C’est du reste l’instinct profond des ouvriers de tous les pays et de toutes les branches d’industrie de ne s’en remettre désormais à personne pour régler le prix de leur travail; ils ne comptent plus que sur eux-mêmes. Là où l’état s’impose soit par des pressions indirectes, soit par des injonctions directes, ils se résignent, sauf à prendre leur revanche quand ils en trouvent l’occasion. On s’en convaincra mieux en passant en revue les questions qu’ont successivement posées les conférences d’Eisenach et les développemens que leur ont donnés les orateurs. Ils tiennent pour acquises les concessions que la loi et la coutume ont accordées aux ouvriers, c’est là probablement ce que l’on nomme le socialisme des hommes de la chaire; mais s’agit-il de conclure, ces concessions s’anéantissent par des corrections contradictoires, et ce socialisme aboutit à une sorte d’effacement administratif. Il n’est pas de droit qui ne cède quand le nom de l’empereur se met de la partie. C’est dans cet esprit qu’on a examiné la loi sur le travail dans les manufactures, les ligues d’ouvriers et les grèves qui en sont la suite, tout ce qui se rattache au prix du salaire et à la durée de la journée, les divers modes des règlemens et la nature des rapports avec les patrons.

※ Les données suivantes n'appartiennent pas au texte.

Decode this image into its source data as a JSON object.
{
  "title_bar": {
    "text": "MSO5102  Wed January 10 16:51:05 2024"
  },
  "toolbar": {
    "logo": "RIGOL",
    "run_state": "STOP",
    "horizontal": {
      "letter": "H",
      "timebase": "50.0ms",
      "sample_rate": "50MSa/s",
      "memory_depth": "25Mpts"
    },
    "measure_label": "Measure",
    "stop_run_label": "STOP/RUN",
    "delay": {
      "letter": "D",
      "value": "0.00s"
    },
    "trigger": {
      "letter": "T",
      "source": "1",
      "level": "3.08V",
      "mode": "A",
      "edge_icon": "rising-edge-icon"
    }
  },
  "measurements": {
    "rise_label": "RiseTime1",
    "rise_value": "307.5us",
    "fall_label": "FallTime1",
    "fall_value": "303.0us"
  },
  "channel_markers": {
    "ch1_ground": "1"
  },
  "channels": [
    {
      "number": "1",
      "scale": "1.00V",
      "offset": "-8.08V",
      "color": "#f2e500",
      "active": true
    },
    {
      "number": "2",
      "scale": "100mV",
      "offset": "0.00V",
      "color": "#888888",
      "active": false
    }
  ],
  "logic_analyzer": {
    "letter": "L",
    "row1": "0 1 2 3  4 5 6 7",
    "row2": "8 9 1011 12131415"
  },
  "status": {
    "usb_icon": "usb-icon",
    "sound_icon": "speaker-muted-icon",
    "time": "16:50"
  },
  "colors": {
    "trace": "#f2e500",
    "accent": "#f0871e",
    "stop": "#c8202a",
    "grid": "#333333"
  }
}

Un fait à remarquer, c’est que l’Allemagne, qui dans plusieurs sciences a fait preuve d’originalité, n’a pas de science propre en économie politique. Tous ces problèmes que nous venons de rappeler sont ceux que l’Angleterre a depuis le début de ce siècle mis en circulation et dans une certaine mesure a fait pénétrer dans les lois et dans les mœurs. L’Allemagne en est encore à les agiter spéculativement, et, tout en raillant l’école de Manchester, elle lui emprunte toutes ses formules.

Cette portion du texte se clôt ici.